The chief U.S. negotiator, Assistant Secretary of State Christopher R. Hill, acknowledged yesterday that the North Korea deal is "a partially finished product."
"We have to keep working on issues that have still not been fully disclosed, although not denied by the North Koreans," he said yesterday at the Center for International and Strategic Studies in Washington. But he emphasized that despite the unanswered questions about a uranium-enrichment program, the administration has succeeded in shutting down a dangerous nuclear reactor.
"It was less than a year ago that they were still producing plutonium, and plutonium is what they tested as a nuclear weapon," Hill said. "And plutonium is really, first of all, what we needed to stop their production of, and secondly, what we need to eventually have them abandon."
Uranium enrichment is a different route to producing the fuel for a nuclear weapon, and officials say that questions have only increased in recent weeks about the extent of North Korea's experimentation with the process.
Before acknowledging U.S. concerns, North Korea had consistently denied having any kind of enrichment program.
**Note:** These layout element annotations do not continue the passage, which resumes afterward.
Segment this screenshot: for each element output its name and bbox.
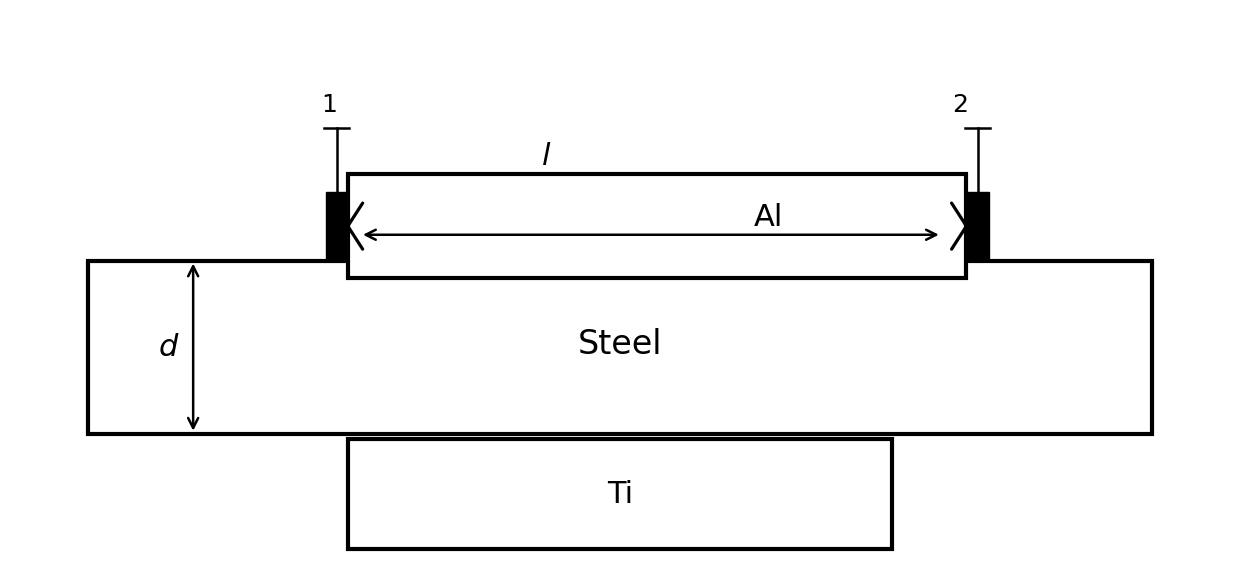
Text: 2: 2 — [952, 93, 968, 117]
Text: 1: 1 — [321, 93, 337, 117]
Text: Steel: Steel — [578, 328, 662, 361]
Bar — [88, 261, 1152, 434]
Bar — [347, 439, 893, 549]
Text: Al: Al — [754, 203, 784, 232]
Bar — [326, 192, 347, 261]
Text: l: l — [542, 142, 551, 171]
Text: Ti: Ti — [606, 479, 634, 508]
Bar — [966, 192, 988, 261]
Text: d: d — [159, 332, 179, 362]
Bar — [347, 174, 966, 278]
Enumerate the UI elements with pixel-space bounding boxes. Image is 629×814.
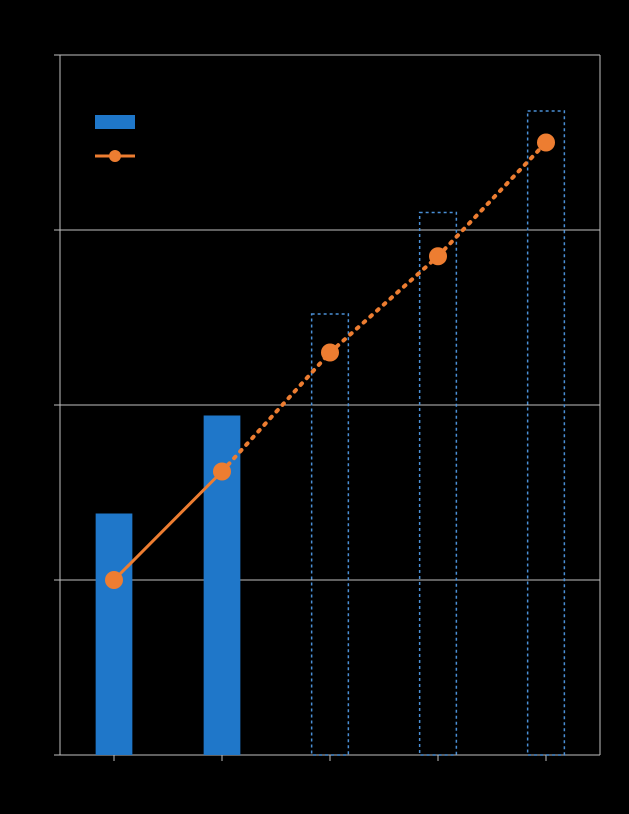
line-marker xyxy=(321,344,339,362)
legend-line-marker xyxy=(109,150,121,162)
legend-bar-swatch xyxy=(95,115,135,129)
bar-solid xyxy=(96,514,133,756)
chart-background xyxy=(0,0,629,814)
line-marker xyxy=(429,247,447,265)
combo-chart xyxy=(0,0,629,814)
line-marker xyxy=(105,571,123,589)
line-marker xyxy=(213,463,231,481)
line-marker xyxy=(537,134,555,152)
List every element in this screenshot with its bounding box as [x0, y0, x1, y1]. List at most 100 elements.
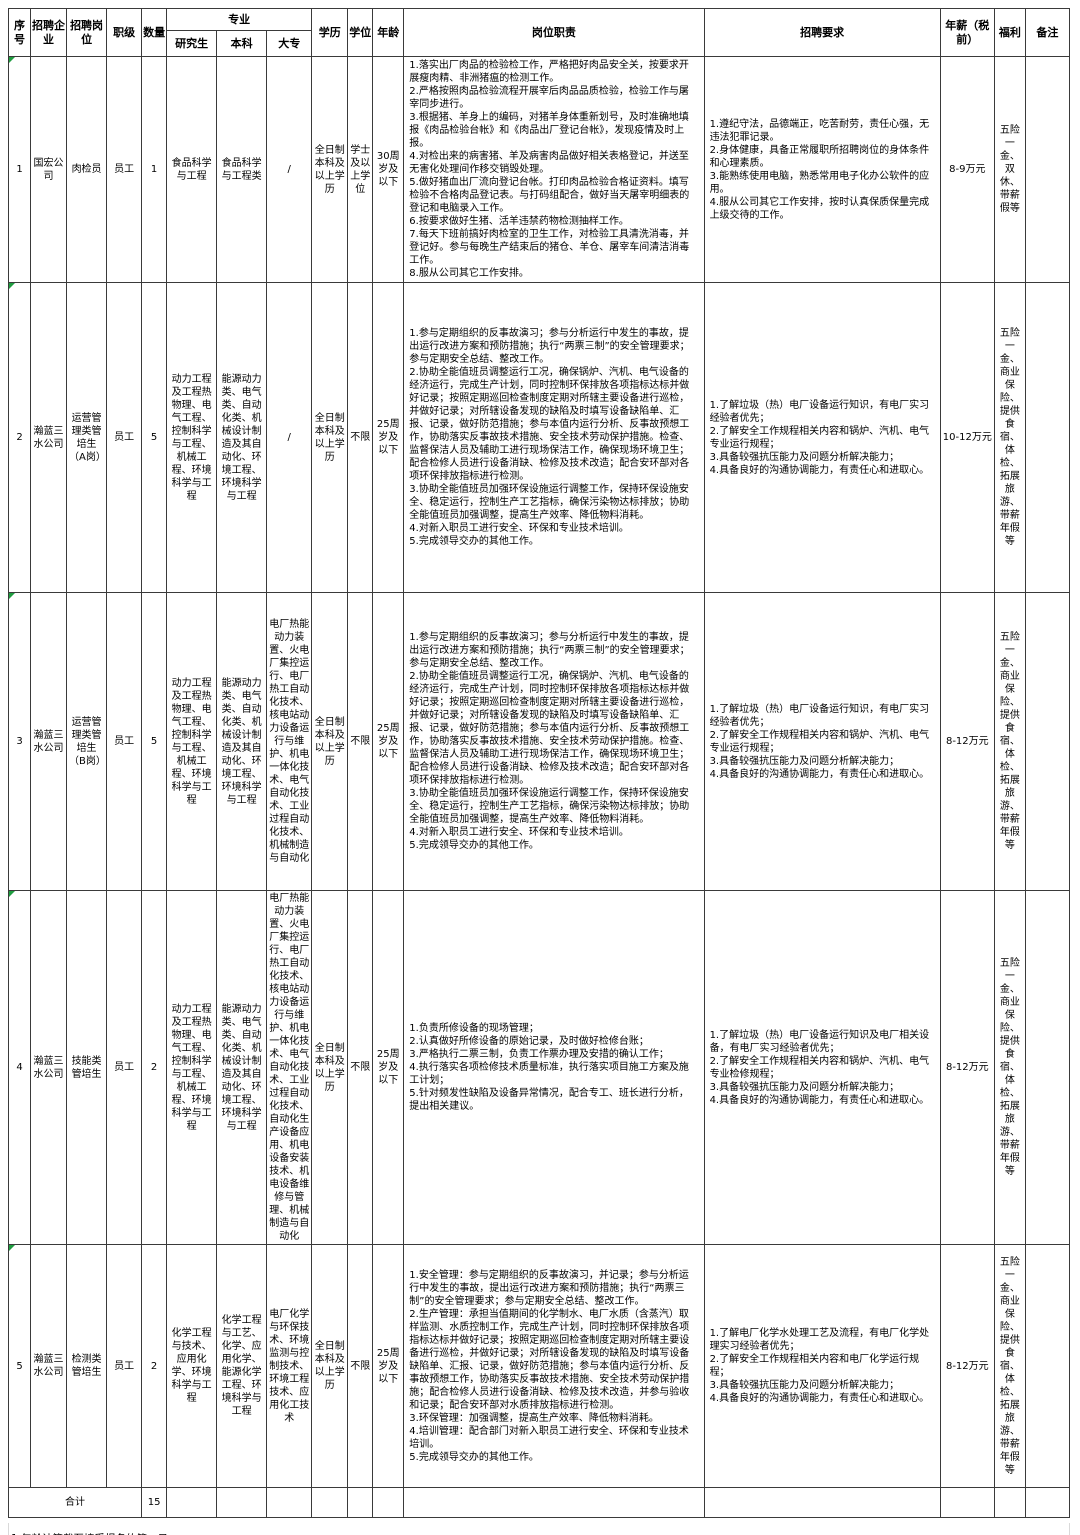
cell-remarks	[1024, 1244, 1071, 1488]
col-header-major-postgrad: 研究生	[166, 30, 218, 57]
cell-education: 全日制本科及以上学历	[311, 282, 349, 593]
cell-rank: 员工	[106, 56, 143, 283]
col-header-count: 数量	[141, 8, 168, 57]
cell-requirements: 1.了解垃圾（热）电厂设备运行知识，有电厂实习经验者优先； 2.了解安全工作规程…	[703, 282, 941, 593]
cell-count: 2	[141, 890, 168, 1245]
cell-count: 2	[141, 1244, 168, 1488]
cell-major-postgrad: 动力工程及工程热物理、电气工程、控制科学与工程、机械工程、环境科学与工程	[166, 890, 218, 1245]
cell-rank: 员工	[106, 890, 143, 1245]
cell-education: 全日制本科及以上学历	[311, 56, 349, 283]
cell-company: 瀚蓝三水公司	[30, 1244, 68, 1488]
cell-major-postgrad: 动力工程及工程热物理、电气工程、控制科学与工程、机械工程、环境科学与工程	[166, 592, 218, 891]
footnotes: 1.年龄计算截至接受报名的第一日。 2.报考者只能选择一个职位进行报名。 3.凡…	[8, 1523, 1070, 1535]
cell-major-college: 电厂热能动力装置、火电厂集控运行、电厂热工自动化技术、核电站动力设备运行与维护、…	[266, 890, 313, 1245]
cell-education: 全日制本科及以上学历	[311, 1244, 349, 1488]
cell-salary: 8-12万元	[939, 592, 995, 891]
cell-age: 25周岁及以下	[372, 282, 405, 593]
col-header-age: 年龄	[372, 8, 405, 57]
cell-salary: 8-12万元	[939, 1244, 995, 1488]
cell-major-bachelor: 能源动力类、电气类、自动化类、机械设计制造及其自动化、环境工程、环境科学与工程	[216, 282, 268, 593]
cell-age: 25周岁及以下	[372, 592, 405, 891]
col-header-salary: 年薪（税前）	[939, 8, 995, 57]
col-header-degree: 学位	[347, 8, 374, 57]
total-label-cell: 合计	[7, 1487, 143, 1518]
cell-remarks	[1024, 890, 1071, 1245]
cell-position: 运营管理类管培生（B岗）	[66, 592, 108, 891]
cell-position: 肉检员	[66, 56, 108, 283]
cell-welfare: 五险一金、商业保险、提供食宿、体检、拓展旅游、带薪年假等	[993, 592, 1026, 891]
cell-company: 瀚蓝三水公司	[30, 890, 68, 1245]
cell-welfare: 五险一金、商业保险、提供食宿、体检、拓展旅游、带薪年假等	[993, 1244, 1026, 1488]
table-row: 5 瀚蓝三水公司 检测类管培生 员工 2 化学工程与技术、应用化学、环境科学与工…	[7, 1244, 1071, 1488]
col-header-remarks: 备注	[1024, 8, 1071, 57]
cell-position: 运营管理类管培生（A岗）	[66, 282, 108, 593]
cell-index: 5	[7, 1244, 32, 1488]
cell-age: 30周岁及以下	[372, 56, 405, 283]
cell-duties: 1.落实出厂肉品的检验检工作，严格把好肉品安全关，按要求开展瘦肉精、非洲猪瘟的检…	[403, 56, 705, 283]
cell-remarks	[1024, 282, 1071, 593]
cell-remarks	[1024, 56, 1071, 283]
total-count-cell: 15	[141, 1487, 168, 1518]
cell-position: 技能类管培生	[66, 890, 108, 1245]
cell-salary: 8-12万元	[939, 890, 995, 1245]
cell-index: 1	[7, 56, 32, 283]
cell-degree: 不限	[347, 282, 374, 593]
cell-education: 全日制本科及以上学历	[311, 592, 349, 891]
cell-degree: 不限	[347, 592, 374, 891]
recruitment-table: 序号 招聘企业 招聘岗位 职级 数量 专业 学历 学位 年龄 岗位职责 招聘要求…	[7, 8, 1071, 1518]
excel-error-flag-icon	[9, 283, 15, 289]
cell-degree: 学士及以上学位	[347, 56, 374, 283]
excel-error-flag-icon	[9, 57, 15, 63]
col-header-major-group: 专业	[166, 8, 313, 31]
cell-index: 3	[7, 592, 32, 891]
cell-major-college: /	[266, 56, 313, 283]
col-header-major-bachelor: 本科	[216, 30, 268, 57]
table-row: 4 瀚蓝三水公司 技能类管培生 员工 2 动力工程及工程热物理、电气工程、控制科…	[7, 890, 1071, 1245]
cell-rank: 员工	[106, 282, 143, 593]
col-header-index: 序号	[7, 8, 32, 57]
cell-index: 2	[7, 282, 32, 593]
cell-rank: 员工	[106, 1244, 143, 1488]
cell-duties: 1.负责所修设备的现场管理； 2.认真做好所修设备的原始记录，及时做好检修台账；…	[403, 890, 705, 1245]
cell-company: 瀚蓝三水公司	[30, 592, 68, 891]
col-header-requirements: 招聘要求	[703, 8, 941, 57]
cell-salary: 8-9万元	[939, 56, 995, 283]
total-row: 合计 15	[7, 1487, 1071, 1518]
cell-requirements: 1.了解垃圾（热）电厂设备运行知识及电厂相关设备，有电厂实习经验者优先； 2.了…	[703, 890, 941, 1245]
col-header-education: 学历	[311, 8, 349, 57]
cell-requirements: 1.了解垃圾（热）电厂设备运行知识，有电厂实习经验者优先； 2.了解安全工作规程…	[703, 592, 941, 891]
cell-major-college: 电厂化学与环保技术、环境监测与控制技术、环境工程技术、应用化工技术	[266, 1244, 313, 1488]
cell-requirements: 1.了解电厂化学水处理工艺及流程，有电厂化学处理实习经验者优先； 2.了解安全工…	[703, 1244, 941, 1488]
cell-company: 国宏公司	[30, 56, 68, 283]
cell-major-postgrad: 动力工程及工程热物理、电气工程、控制科学与工程、机械工程、环境科学与工程	[166, 282, 218, 593]
col-header-duties: 岗位职责	[403, 8, 705, 57]
cell-count: 5	[141, 282, 168, 593]
table-row: 1 国宏公司 肉检员 员工 1 食品科学与工程 食品科学与工程类 / 全日制本科…	[7, 56, 1071, 283]
cell-salary: 10-12万元	[939, 282, 995, 593]
cell-major-postgrad: 化学工程与技术、应用化学、环境科学与工程	[166, 1244, 218, 1488]
table-row: 2 瀚蓝三水公司 运营管理类管培生（A岗） 员工 5 动力工程及工程热物理、电气…	[7, 282, 1071, 593]
cell-age: 25周岁及以下	[372, 890, 405, 1245]
excel-error-flag-icon	[9, 593, 15, 599]
cell-duties: 1.参与定期组织的反事故演习；参与分析运行中发生的事故，提出运行改进方案和预防措…	[403, 282, 705, 593]
col-header-welfare: 福利	[993, 8, 1026, 57]
cell-degree: 不限	[347, 890, 374, 1245]
cell-major-bachelor: 化学工程与工艺、化学、应用化学、能源化学工程、环境科学与工程	[216, 1244, 268, 1488]
cell-count: 5	[141, 592, 168, 891]
cell-education: 全日制本科及以上学历	[311, 890, 349, 1245]
cell-remarks	[1024, 592, 1071, 891]
cell-major-postgrad: 食品科学与工程	[166, 56, 218, 283]
cell-duties: 1.安全管理：参与定期组织的反事故演习，并记录；参与分析运行中发生的事故，提出运…	[403, 1244, 705, 1488]
footnote-1: 1.年龄计算截至接受报名的第一日。	[11, 1531, 1065, 1535]
cell-company: 瀚蓝三水公司	[30, 282, 68, 593]
cell-major-college: 电厂热能动力装置、火电厂集控运行、电厂热工自动化技术、核电站动力设备运行与维护、…	[266, 592, 313, 891]
excel-error-flag-icon	[9, 891, 15, 897]
col-header-company: 招聘企业	[30, 8, 68, 57]
cell-major-bachelor: 能源动力类、电气类、自动化类、机械设计制造及其自动化、环境工程、环境科学与工程	[216, 592, 268, 891]
cell-major-college: /	[266, 282, 313, 593]
col-header-position: 招聘岗位	[66, 8, 108, 57]
cell-position: 检测类管培生	[66, 1244, 108, 1488]
col-header-major-college: 大专	[266, 30, 313, 57]
cell-degree: 不限	[347, 1244, 374, 1488]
But U.S. officials said traces of highly enriched uranium were recently discovered on some of the 18,000 pages of documents provided by North Korea on its plutonium program, heightening concerns. Hill also said the administration will continue to seek answers to North Korea's involvement in the construction of a nuclear reactor in Syria -- said to be modeled on Yongbyon -- which Israel destroyed last September.
Hill said the administration will spend the next week deciding on the "verification mechanism" to assess North Korea's claims in the declaration. Pyongyang has indicated it will allow visits to facilities, interviews with North Korea specialists, technical sampling and access to documents, so a major test of the accord will be whether North Korea balks at any requests the United States makes.
Last week, Bush set in motion a 45-day process under which North Korea will be removed from the list of state sponsors of terrorism. U.S. officials have suggested the process could be stopped if North Korea proves uncooperative, but few expect that verification of North Korea's declaration will be completed before the 45-day period ends in mid-August.